Tom has been the R&D Administrator of government-sponsored R&D programs, and was the Program Manager of the AFRL Metals Affordability Initiative Program on Electron Beam Single Melting of Ti-6Al-4V.  In January of 2009, Tom was named to his current position as the Director of Research and Development for ATI Allvac.

Prior to joining ATI Allvac, Tom was employed from 1991 to 1997 at Lockheed Martin Aeronautical Systems Company as a Senior Engineer.  In this capacity, he was the Principal Investigator for Metallic Materials Durability for the NASA High Speed Civil Transport Program, and the Program Manager of Ti-6-2-2-2-2 Characterization Program, funded by AFRL.

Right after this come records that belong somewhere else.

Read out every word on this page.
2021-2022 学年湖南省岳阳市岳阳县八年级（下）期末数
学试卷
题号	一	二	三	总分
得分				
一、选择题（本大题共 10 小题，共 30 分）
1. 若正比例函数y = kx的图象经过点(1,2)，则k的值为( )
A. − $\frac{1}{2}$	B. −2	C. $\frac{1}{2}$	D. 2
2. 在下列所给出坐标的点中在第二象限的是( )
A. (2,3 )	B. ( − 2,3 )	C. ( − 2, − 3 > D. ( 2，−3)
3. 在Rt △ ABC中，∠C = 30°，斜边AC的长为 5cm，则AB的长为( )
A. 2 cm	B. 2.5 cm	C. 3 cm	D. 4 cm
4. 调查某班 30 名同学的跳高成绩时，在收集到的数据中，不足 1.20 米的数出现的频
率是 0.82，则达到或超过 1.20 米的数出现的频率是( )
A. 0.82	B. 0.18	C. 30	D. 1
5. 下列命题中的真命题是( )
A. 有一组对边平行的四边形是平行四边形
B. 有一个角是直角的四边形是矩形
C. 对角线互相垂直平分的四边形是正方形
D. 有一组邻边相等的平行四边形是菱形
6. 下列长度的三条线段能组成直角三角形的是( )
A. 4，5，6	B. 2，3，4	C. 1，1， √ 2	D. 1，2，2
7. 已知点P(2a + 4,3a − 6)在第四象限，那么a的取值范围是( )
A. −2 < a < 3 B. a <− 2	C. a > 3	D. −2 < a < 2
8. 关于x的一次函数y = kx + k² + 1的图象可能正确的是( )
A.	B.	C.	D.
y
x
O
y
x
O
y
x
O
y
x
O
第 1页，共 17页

Tom also worked as an R&D process engineer at Heraeus MTD from 1997 to 1999, where he led development efforts in high purity titanium and magnetic material sputtering targets for electronic materials applications.  Subsequent to that position, Tom spent two years (1999 to 2001) at the Howmet Research Corporation, where he was the Program Manager for all externally funded Ni and Ti research programs.

Tom’s interests and hobbies include mountain biking, hiking, and Carolina athletics and chili peppers of all varieties.

Abstract:

Melt-related inclusions in titanium alloys are an ongoing concern for the titanium industry.  The typical titanium alloy material for aerospace applications or other commercial uses is melted by the VAR-VAR process, where high density (HDI) and Type I inclusions can survive the melting processes to ingot. 

Cold hearth melting methods offer many processing benefits to titanium alloys, in particular the ability to eliminate high density inclusions and dissolve lower density inclusions prior to the molten material entering the ingot mold.  The plasma arc melting (PAM) process, developed over the last two decades for melting conventional Ti alloys, is a type of cold hearth melting that has unique advantages in the production of highly alloyed titanium alloys. These include: 

• ·Good chemistry control, particularly for Al and other volatile elements, due to the presence of an inert He gas atmosphere;

• ·An ability to accommodate a wide choice of raw materials of various chemistries and product forms due to the hearth melting process; and

• Control of ingot structure due to the independence of melt rate and solidification conditions. 

Based on its history of successfully casting highly alloyed titanium ingots with precise chemistry, ATI Allvac has leveraged its extensive experience for the production of Ti-5-5-5-3 ingot for aerospace structural applications. 

Titanium alloy 5-5-5-3 (Ti-5Al-5V-5Mo-3Cr) is a near beta titanium alloy intended for fatigue and fracture toughness limited aircraft structural applications requiring superior tensile strength when compared to beta processed alpha/beta titanium alloys.  Its ability to be forged into complex shapes and heat treated to above 180 ksi ultimate tensile strength makes it a promising titanium alloy material for advanced structure and landing gear applications over traditional Ti alloys such as Ti-6Al-4V and Ti-10V-2Fe-3Al. 

The mechanical properties of alloy Ti-5-5-5-3 are developed by sub-transus solution heat treat or supra-transus beta anneal and appropriate aging to control grain size and precipitation in the wrought microstructure.